Let the original length of the strip at temperature $$T_1$$ be $$L_0$$. For a solid with constant linear expansion coefficient $$\alpha$$, the change in length for a temperature change $$\Delta T$$ is

$$\Delta L = L \,\alpha\,\Delta T \quad -(1)$$

Elongation from $$T_1$$ to $$T_2$$
The temperature rise is $$T_2-T_1 = \Delta T$$. Using $$(1)$$ with the initial length $$L_0$$, we have

$$\Delta L_1 = L_0 \,\alpha\,\Delta T \quad -(2)$$

After this heating, the new length at $$T_2$$ becomes

$$L_{T_2} = L_0 + \Delta L_1 = L_0\bigl(1+\alpha\Delta T\bigr) \quad -(3)$$

Elongation from $$T_2$$ to $$T_3$$
We are told $$T_3+T_1 = 2T_2$$. Re-arranging, $$T_3 - T_2 = T_2 - T_1 = \Delta T \quad -(4)$$ Thus the second heating also raises the temperature by $$\Delta T$$.

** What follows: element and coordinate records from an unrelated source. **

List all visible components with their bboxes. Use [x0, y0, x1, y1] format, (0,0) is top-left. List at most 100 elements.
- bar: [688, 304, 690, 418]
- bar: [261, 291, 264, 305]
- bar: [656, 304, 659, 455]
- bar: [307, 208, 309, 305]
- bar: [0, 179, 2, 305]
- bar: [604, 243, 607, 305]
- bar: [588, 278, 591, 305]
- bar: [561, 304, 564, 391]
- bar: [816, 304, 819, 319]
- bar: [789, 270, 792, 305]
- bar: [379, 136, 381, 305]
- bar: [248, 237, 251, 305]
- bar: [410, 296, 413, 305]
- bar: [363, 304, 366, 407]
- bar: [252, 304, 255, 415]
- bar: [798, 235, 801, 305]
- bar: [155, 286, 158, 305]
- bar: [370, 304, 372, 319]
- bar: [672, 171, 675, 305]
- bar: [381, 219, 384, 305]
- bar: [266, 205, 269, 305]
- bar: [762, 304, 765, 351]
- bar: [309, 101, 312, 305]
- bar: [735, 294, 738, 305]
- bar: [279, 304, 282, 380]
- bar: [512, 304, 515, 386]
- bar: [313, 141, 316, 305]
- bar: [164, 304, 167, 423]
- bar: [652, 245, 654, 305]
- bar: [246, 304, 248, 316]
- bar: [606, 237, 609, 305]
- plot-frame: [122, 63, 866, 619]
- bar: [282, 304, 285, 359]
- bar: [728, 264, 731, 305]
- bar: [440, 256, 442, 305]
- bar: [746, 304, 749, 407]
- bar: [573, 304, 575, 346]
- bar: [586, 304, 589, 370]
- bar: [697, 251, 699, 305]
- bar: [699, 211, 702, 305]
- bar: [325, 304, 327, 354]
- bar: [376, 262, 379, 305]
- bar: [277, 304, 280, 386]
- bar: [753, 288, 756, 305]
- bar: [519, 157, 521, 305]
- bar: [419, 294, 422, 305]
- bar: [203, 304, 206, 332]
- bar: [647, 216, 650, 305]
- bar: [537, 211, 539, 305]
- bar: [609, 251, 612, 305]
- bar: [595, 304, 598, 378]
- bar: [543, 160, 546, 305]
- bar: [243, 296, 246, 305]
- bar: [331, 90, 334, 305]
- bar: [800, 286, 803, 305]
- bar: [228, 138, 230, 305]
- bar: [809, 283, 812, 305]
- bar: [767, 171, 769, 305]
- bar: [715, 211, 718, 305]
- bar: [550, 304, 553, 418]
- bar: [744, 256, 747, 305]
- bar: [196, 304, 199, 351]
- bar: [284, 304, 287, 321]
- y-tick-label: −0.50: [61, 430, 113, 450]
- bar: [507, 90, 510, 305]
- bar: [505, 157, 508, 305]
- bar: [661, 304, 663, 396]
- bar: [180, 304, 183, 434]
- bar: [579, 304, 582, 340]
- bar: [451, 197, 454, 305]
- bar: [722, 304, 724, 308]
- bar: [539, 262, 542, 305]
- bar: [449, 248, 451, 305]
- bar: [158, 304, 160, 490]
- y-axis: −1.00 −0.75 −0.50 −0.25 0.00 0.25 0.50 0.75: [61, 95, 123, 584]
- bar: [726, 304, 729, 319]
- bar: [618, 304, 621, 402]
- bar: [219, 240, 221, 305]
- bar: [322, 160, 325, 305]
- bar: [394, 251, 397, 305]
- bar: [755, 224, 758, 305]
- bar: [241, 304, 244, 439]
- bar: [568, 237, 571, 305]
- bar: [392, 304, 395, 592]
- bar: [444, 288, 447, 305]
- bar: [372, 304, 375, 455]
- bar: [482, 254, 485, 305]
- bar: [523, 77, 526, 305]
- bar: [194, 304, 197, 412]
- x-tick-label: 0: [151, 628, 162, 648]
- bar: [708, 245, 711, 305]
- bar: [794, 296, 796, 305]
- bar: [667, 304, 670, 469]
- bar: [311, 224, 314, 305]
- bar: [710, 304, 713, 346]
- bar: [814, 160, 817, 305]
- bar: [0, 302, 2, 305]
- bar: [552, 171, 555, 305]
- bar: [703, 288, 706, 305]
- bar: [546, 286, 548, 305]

Now use $$(1)$$ again, but the initial length for this stage is $$L_{T_2}$$ from $$(3)$$:

$$\Delta L_2 = L_{T_2}\,\alpha\,(T_3-T_2) = L_0\bigl(1+\alpha\Delta T\bigr)\alpha\Delta T \quad -(5)$$

Compare $$(5)$$ with $$(2)$$ (note that $$\Delta L_1 = L_0\alpha\Delta T$$):

$$\Delta L_2 = \Delta L_1\bigl(1+\alpha\Delta T\bigr)$$

Hence

$$\boxed{\;\Delta L_2 = \Delta L_1[\,1+\alpha\Delta T\,]\;}$$

Therefore the correct option is
Option D which is: $$\Delta L_1[1 + \alpha\Delta T]$$.